The Faith Healer diary gives us glimpses — all the more impressive for being so compressed — of the devastation wrought on Friel by the very public disaster that theatre can inflict on a dramatist
The consequent pain produces, however, a far more interesting diary than a roaring triumph might have done. What makes Peter Fallon’s elegantly produced edition so worthwhile, for all the slimness of the contents, is the way the diary echoes the suffering explored in the play itself.
It captures, as few theatrical records have done, the tortuous hovering between the possibility that wonders might somehow happen and the likelihood of abject failure. We glimpse Kaye’s distress, the anguish of knowing that she was not up to the job made deeper by her need (at Mason’s urging) to carry on trying to do it.
But the main affliction here is, of course, Friel’s own. There’s a genuine poignancy to his situation. He knows that he has written “a work of art” and is “nervous — because of its theme — that it is a swansong”.
Yet he is watching it all fall apart. His artistic swan song might be turning into a cacophony, his bons mots distorted into bum notes.

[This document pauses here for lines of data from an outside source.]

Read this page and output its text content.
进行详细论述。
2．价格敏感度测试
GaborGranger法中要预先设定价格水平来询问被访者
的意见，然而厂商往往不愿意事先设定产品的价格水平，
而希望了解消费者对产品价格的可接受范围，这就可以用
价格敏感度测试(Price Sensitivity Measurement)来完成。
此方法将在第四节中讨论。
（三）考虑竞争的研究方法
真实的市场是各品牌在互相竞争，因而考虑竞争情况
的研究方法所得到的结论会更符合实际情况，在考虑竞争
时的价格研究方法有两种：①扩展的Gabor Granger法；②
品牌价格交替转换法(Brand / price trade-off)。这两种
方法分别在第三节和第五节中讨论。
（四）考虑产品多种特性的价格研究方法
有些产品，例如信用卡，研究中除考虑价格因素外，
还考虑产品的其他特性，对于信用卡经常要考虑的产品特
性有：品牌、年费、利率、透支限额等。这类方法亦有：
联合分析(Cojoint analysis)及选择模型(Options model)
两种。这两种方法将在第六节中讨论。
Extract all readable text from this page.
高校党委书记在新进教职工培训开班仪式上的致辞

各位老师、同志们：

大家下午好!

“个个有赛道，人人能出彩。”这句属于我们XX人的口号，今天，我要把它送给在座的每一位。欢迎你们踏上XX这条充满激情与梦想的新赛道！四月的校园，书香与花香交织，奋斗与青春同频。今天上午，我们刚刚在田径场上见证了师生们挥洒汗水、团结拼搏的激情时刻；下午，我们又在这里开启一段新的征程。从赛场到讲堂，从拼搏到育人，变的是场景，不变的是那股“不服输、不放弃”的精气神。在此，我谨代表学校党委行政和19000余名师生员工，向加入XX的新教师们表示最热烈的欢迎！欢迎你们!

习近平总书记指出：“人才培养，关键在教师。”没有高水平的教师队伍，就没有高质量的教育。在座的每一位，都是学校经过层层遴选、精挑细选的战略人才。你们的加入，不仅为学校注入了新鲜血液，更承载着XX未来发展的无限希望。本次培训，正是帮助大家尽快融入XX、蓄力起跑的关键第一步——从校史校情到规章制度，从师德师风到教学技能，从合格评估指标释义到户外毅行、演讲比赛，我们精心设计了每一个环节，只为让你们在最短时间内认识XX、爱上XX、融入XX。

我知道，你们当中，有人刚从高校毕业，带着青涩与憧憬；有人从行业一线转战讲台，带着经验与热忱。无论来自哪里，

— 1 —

As anyone who knew him would have sensed, Friel was already so harsh on himself that the last thing he needed was the experience of failure to bring him back to Earth. Alongside the diary, Gallery has published Friel’s 1970 satire The Mundy Scheme, a dark farce in which the Irish government, having run out of money, tries to flog the country to Americans as a romantic place to be buried.
It is not by any means a masterwork, but it is both intriguing in itself and of great interest as an element in his body of work. Yet Friel took its failure so badly that it was excluded, at his insistence, from Gallery’s otherwise definitive multi-volume Collected Plays of 2016. Fallon is quite right to restore it to his oeuvre now.
The Faith Healer diary gives us glimpses — all the more impressive for being so compressed — of the devastation wrought on Friel by the very public disaster that theatre can inflict on a dramatist. As audiences walk out of a preview in Boston, he writes: “I can’t see people listening + responding + saying Yes. Fuck them. I don’t want to write any more.”
The experience is summed up: “It was all so shattering. The worst ever, I think ... Anyhow, I’m done.”
Happily, he was not. Joe Dowling, then the new artistic director of the Abbey, persuaded Friel — against his and almost everyone else’s better judgment — to allow him to stage Faith Healer in Dublin in August 1980. With Kate Flynn as Grace, John Kavanagh as Teddy and Donal McCann giving a mesmerising performance that branded itself on the brains of so many of those of us who saw it, it revealed itself as a masterpiece.
Whatever that mysterious force may be, it could be summoned after all. The wound of Faith Healer’s failure was itself miraculously healed.